LES MANIFESTATIONS DU 1er MAI A PARIS

Une charge de cavalerie
Paris eut, le 1er Mai, une physionomie bien particulière. Alors que dans tous les quartiers du Centre et de l'Ouest la vie semblait arrêtée, le mouvement s'était concentré sur la place de la République et ses alentours. Mais aussi, quel mouvement !. Quelle agitation plutôt !

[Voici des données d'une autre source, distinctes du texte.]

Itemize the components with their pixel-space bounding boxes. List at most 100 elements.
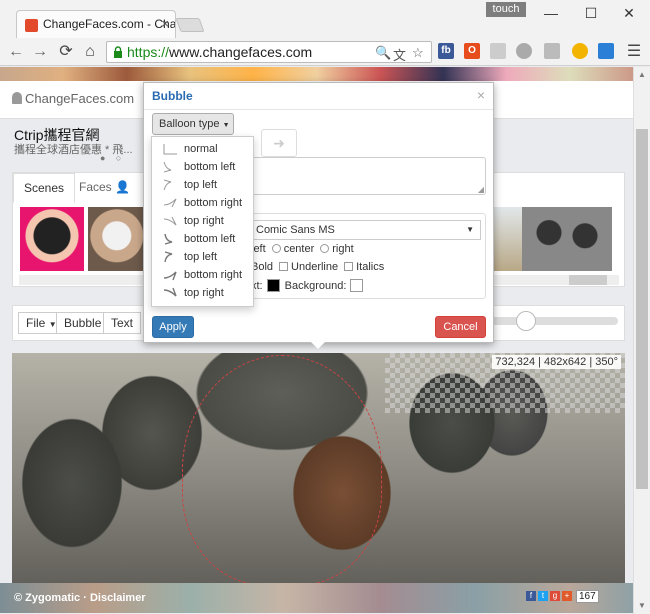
site-favicon-icon	[25, 19, 38, 32]
bubble-button[interactable]: Bubble	[56, 312, 110, 334]
underline-label[interactable]: Underline	[291, 261, 338, 273]
balloon-type-normal[interactable]: normal	[152, 140, 253, 158]
balloon-type-dropdown[interactable]: Balloon type ▼	[152, 113, 234, 135]
balloon-top-left-icon	[164, 251, 173, 263]
balloon-type-top-left[interactable]: top left	[152, 176, 253, 194]
arrow-right-icon[interactable]: ➜	[261, 129, 297, 157]
facebook-share-icon[interactable]: f	[526, 591, 536, 601]
align-center-label[interactable]: center	[284, 243, 315, 255]
balloon-bottom-right-icon	[163, 271, 177, 281]
compass-extension-icon[interactable]	[516, 43, 532, 59]
translate-icon[interactable]: 文	[393, 45, 406, 64]
align-center-radio[interactable]	[271, 244, 281, 253]
minimize-icon[interactable]: —	[536, 4, 566, 22]
text-button[interactable]: Text	[103, 312, 142, 334]
caret-down-icon: ▼	[466, 225, 474, 234]
align-options: left center right	[251, 243, 354, 255]
home-icon[interactable]: ⌂	[80, 42, 100, 62]
maximize-icon[interactable]: ☐	[576, 4, 606, 22]
bubble-outline[interactable]	[182, 355, 382, 585]
dialog-pointer	[311, 342, 325, 349]
background-color-label: Background:	[284, 280, 347, 292]
balloon-type-top-right[interactable]: top right	[152, 212, 253, 230]
tab-faces[interactable]: Faces 👤	[69, 173, 140, 203]
scroll-up-icon[interactable]: ▲	[638, 70, 646, 79]
resize-grip-icon: ◢	[477, 185, 484, 194]
new-tab-button[interactable]	[175, 18, 205, 32]
person-icon: 👤	[115, 180, 130, 194]
address-bar[interactable]: https://www.changefaces.com 🔍 文 ☆	[106, 41, 432, 63]
balloon-type-menu: normal bottom left top left bottom right…	[151, 136, 254, 307]
close-icon[interactable]: ×	[477, 87, 485, 103]
thumbnails-scroll-thumb[interactable]	[569, 275, 607, 285]
close-window-icon[interactable]: ✕	[614, 4, 644, 22]
share-count: 167	[576, 590, 599, 603]
balloon-top-right-icon	[163, 287, 177, 297]
balloon-type-bottom-right[interactable]: bottom right	[152, 266, 253, 284]
menu-icon[interactable]: ☰	[624, 42, 644, 62]
google-plus-share-icon[interactable]: g	[550, 591, 560, 601]
browser-toolbar: ← → ⟳ ⌂ https://www.changefaces.com 🔍 文 …	[0, 38, 650, 66]
page-scroll-thumb[interactable]	[636, 129, 648, 489]
user-icon	[12, 92, 22, 104]
balloon-bottom-left-icon	[163, 161, 172, 173]
font-select[interactable]: Comic Sans MS ▼	[247, 220, 481, 240]
balloon-type-top-left[interactable]: top left	[152, 248, 253, 266]
page-scrollbar[interactable]: ▲ ▼	[633, 67, 650, 614]
lock-icon	[114, 46, 122, 58]
site-logo[interactable]: ChangeFaces.com	[12, 91, 134, 106]
scene-thumbnail[interactable]	[20, 207, 84, 271]
cancel-button[interactable]: Cancel	[435, 316, 486, 338]
footer-text[interactable]: © Zygomatic · Disclaimer	[14, 592, 146, 604]
balloon-bottom-left-icon	[164, 233, 173, 245]
italics-label[interactable]: Italics	[356, 261, 384, 273]
bold-label[interactable]: Bold	[251, 261, 273, 273]
balloon-type-top-right[interactable]: top right	[152, 284, 253, 302]
scene-thumbnail[interactable]	[522, 207, 612, 271]
scroll-down-icon[interactable]: ▼	[638, 601, 646, 610]
balloon-type-bottom-left[interactable]: bottom left	[152, 158, 253, 176]
balloon-type-bottom-right[interactable]: bottom right	[152, 194, 253, 212]
balloon-bottom-right-icon	[163, 198, 177, 208]
balloon-normal-icon	[163, 144, 177, 155]
url-text: https://www.changefaces.com	[127, 44, 313, 60]
twitter-share-icon[interactable]: t	[538, 591, 548, 601]
align-right-label[interactable]: right	[332, 243, 353, 255]
dialog-title: Bubble	[152, 89, 193, 103]
screen-extension-icon[interactable]	[598, 43, 614, 59]
edit-extension-icon[interactable]	[490, 43, 506, 59]
align-right-radio[interactable]	[320, 244, 330, 253]
back-arrow-icon[interactable]: ←	[6, 42, 26, 62]
tab-title: ChangeFaces.com - Cha	[43, 17, 176, 31]
facebook-extension-icon[interactable]: fb	[438, 43, 454, 59]
caret-down-icon: ▼	[222, 122, 230, 129]
zoom-search-icon[interactable]: 🔍	[375, 45, 391, 61]
text-color-swatch[interactable]	[266, 279, 280, 292]
slider-knob[interactable]	[516, 311, 536, 331]
balloon-type-bottom-left[interactable]: bottom left	[152, 230, 253, 248]
bookmark-star-icon[interactable]: ☆	[412, 45, 424, 61]
bubble-text-input[interactable]: ◢	[249, 157, 486, 195]
photo-canvas[interactable]: 732,324 | 482x642 | 350°	[12, 353, 625, 598]
underline-checkbox[interactable]	[279, 262, 289, 271]
browser-tab[interactable]: ChangeFaces.com - Cha ×	[16, 10, 176, 38]
apply-button[interactable]: Apply	[152, 316, 194, 338]
page-footer: © Zygomatic · Disclaimer f t g + 167	[0, 583, 633, 613]
browser-titlebar: ChangeFaces.com - Cha × touch — ☐ ✕	[0, 0, 650, 38]
office-extension-icon[interactable]: O	[464, 43, 480, 59]
coordinates-readout: 732,324 | 482x642 | 350°	[492, 355, 621, 369]
star-extension-icon[interactable]	[572, 43, 588, 59]
style-options: Bold Underline Italics	[251, 261, 384, 273]
color-options: xt: Background:	[251, 279, 368, 292]
touch-badge: touch	[486, 2, 526, 17]
forward-arrow-icon[interactable]: →	[30, 42, 50, 62]
tab-scenes[interactable]: Scenes	[13, 173, 76, 203]
faces-banner	[0, 67, 633, 81]
reload-icon[interactable]: ⟳	[56, 42, 76, 62]
plus-share-icon[interactable]: +	[562, 591, 572, 601]
italics-checkbox[interactable]	[344, 262, 354, 271]
tab-close-icon[interactable]: ×	[161, 16, 169, 31]
background-color-swatch[interactable]	[350, 279, 364, 292]
tools-extension-icon[interactable]	[544, 43, 560, 59]
carousel-dots[interactable]: ● ○	[100, 153, 125, 163]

Nombre de corporations chômaient. En plus d'une usine, en maintes maisons de commerce, c'était d'accord même avec les patrons que les ouvriers et les employés avaient cessé le travail. Et la plupart de ces braves gens n'étaient pas parmi les manifestants. Ils avaient préféré passer en famille cette journée de chômage, plutôt que d'aller dans la foule risquer quelque horion.
Pourtant, la multitude était grande, aux abords de la Bourse du Travail.
Bref, il y eut des bousculades, quelques échauffourées, quelques bagarres ; mais, grâce à l'énergie du préfet de police, si bien secondé par ses collaborateurs habituels, grâce à la vigueur des agents et des soldats, tout s'est passé sans incidents graves.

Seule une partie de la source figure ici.